Pierre Bonnard, The Bathtub (1925)
Tate Gallery, London
Pierre Bonnard, Marthe in the Bath, (c. 1908-1910)
Other highlights of the show include a group of rarely seen self-portraits and photographs by Bonnard, mostly small (about  2 x 2.5 inch) snapshots of friends and family, including travel photos. These small photos are modern prints from the original negatives. They're probably contact prints (printed at the same size as the negative), although enlarged in the exhibition catalog (and here). Wall text gives no information about size, but goes out of its way to point out that these were snapshots, that Bonnard would not have considered them artistic work. Nevertheless, a clear sense of composition is apparent in all the images, and one, Marthe in the Bath, a nude of Marthe de Méligny, with its ambiguous foreground and motion-blurred face, has all the qualities of the painted nudes.

The large mural-sized works that close the show include two of special interest, a pair of works commissioned by art critic George Besson for his Paris apartment.

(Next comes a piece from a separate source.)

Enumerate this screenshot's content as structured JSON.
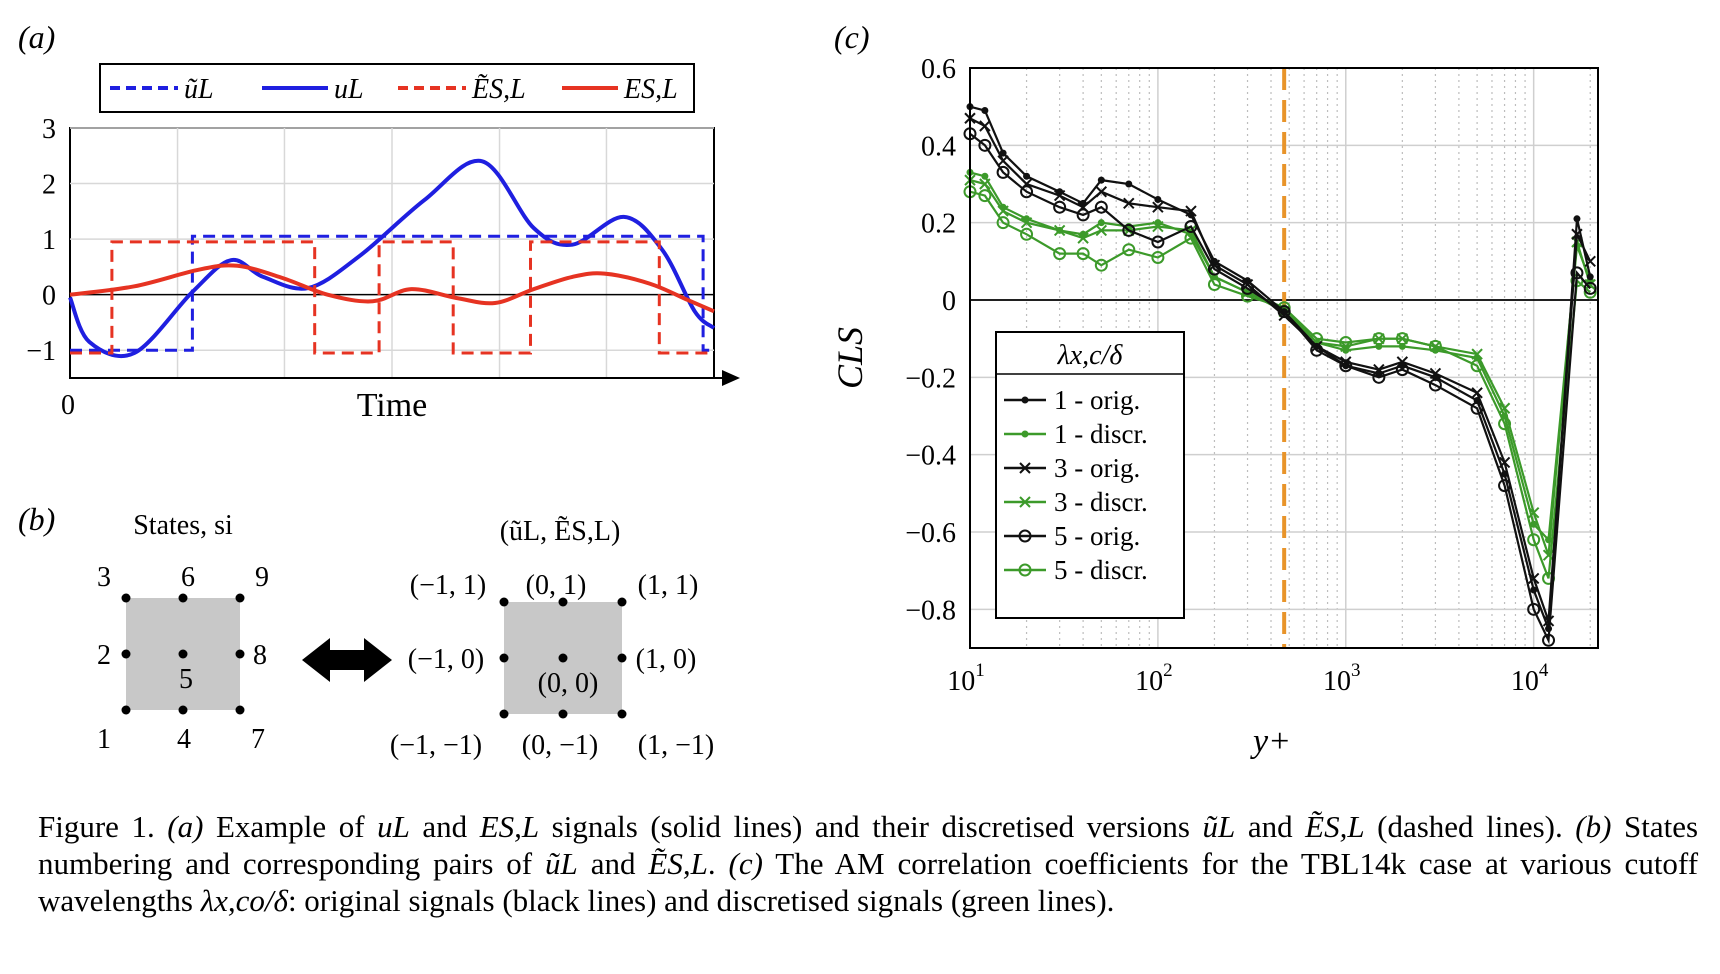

The first, completed in 1912, is a daytime scene. The second, from 1928, a full 16 years later, is a night scene (shown here). Both depict La Place Clichy, in Paris, as seen from inside a brasserie. Bonnard certainly loved cadmium yellow—and cats.

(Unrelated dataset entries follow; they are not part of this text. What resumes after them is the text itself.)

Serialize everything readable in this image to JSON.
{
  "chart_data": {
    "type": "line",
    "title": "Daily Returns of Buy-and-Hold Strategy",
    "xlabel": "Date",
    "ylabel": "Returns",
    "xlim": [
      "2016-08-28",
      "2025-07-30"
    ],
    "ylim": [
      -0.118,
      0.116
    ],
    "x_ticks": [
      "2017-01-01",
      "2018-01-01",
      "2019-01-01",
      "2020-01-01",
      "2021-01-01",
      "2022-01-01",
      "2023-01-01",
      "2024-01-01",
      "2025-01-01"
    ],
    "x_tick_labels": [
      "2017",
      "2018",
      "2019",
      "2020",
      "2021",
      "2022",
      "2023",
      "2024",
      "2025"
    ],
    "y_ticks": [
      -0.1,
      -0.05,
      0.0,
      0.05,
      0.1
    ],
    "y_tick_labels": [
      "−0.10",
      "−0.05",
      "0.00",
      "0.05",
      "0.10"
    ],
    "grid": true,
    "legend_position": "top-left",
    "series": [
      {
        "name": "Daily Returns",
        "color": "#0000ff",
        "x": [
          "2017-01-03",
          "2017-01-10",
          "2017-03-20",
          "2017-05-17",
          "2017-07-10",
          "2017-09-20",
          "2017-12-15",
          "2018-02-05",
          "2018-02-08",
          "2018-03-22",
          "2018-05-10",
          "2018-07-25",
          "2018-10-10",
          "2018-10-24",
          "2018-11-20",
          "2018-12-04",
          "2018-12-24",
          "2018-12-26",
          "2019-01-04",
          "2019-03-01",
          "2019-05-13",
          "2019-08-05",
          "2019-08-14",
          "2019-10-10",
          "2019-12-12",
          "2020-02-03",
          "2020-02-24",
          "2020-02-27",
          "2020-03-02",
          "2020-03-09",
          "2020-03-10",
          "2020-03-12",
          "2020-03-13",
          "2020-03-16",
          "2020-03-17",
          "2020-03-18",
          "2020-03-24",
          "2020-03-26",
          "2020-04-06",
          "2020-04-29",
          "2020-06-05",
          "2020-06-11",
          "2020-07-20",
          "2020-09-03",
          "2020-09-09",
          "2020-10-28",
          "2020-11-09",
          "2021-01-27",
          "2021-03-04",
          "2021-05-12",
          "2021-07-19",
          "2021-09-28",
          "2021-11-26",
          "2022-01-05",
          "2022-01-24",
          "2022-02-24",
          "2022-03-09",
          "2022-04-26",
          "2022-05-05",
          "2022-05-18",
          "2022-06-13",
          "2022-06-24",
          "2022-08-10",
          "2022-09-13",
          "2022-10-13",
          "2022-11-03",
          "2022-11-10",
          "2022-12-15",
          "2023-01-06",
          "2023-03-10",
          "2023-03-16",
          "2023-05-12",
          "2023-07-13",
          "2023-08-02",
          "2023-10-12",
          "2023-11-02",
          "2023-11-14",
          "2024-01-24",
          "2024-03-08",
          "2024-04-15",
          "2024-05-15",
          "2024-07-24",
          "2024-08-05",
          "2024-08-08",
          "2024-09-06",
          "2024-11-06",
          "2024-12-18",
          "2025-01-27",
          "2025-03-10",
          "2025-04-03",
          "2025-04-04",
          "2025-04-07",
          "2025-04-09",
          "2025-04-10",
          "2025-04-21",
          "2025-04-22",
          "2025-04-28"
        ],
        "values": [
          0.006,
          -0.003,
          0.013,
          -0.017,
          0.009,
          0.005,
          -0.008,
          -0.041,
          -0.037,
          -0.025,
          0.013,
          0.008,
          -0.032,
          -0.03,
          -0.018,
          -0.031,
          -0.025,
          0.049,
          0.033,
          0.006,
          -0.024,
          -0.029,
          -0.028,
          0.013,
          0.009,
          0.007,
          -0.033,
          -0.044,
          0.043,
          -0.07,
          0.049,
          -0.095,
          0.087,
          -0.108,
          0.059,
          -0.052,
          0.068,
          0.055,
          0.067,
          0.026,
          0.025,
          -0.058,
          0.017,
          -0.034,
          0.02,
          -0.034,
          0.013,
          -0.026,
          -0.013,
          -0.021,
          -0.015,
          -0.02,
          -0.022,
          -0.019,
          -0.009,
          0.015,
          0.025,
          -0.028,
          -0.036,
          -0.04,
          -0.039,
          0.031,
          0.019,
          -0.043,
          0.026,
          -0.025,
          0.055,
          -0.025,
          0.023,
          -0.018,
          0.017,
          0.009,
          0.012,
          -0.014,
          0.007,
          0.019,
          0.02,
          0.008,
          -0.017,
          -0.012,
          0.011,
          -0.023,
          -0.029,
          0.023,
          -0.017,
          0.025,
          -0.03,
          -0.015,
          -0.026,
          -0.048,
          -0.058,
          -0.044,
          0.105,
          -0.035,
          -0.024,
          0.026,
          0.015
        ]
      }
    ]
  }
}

Pierre Bonnard, La Place Clichy (1928)
A large number of the paintings on display are from The Musée d'Orsay, in Paris, the Tate, London, and the National Gallery, in Washington D.C., and from other museums I've visited on multiple occasions. Despite that, and, although I've always admired Bonnard's work, I can't remember seeing a single piece in this show before. Everything seemed fresh. There are more than 70 works on display, but the galleries have been generously allocated. Nothing seems crowded. There is just enough to be deeply satisfying without causing fatigue. Notable for the quality of the work and for its breadth, going well beyond Bonnard's Nabi period, Pierre Bonnard: Painting Arcadia runs at the Legion of Honor through May 15, 2016.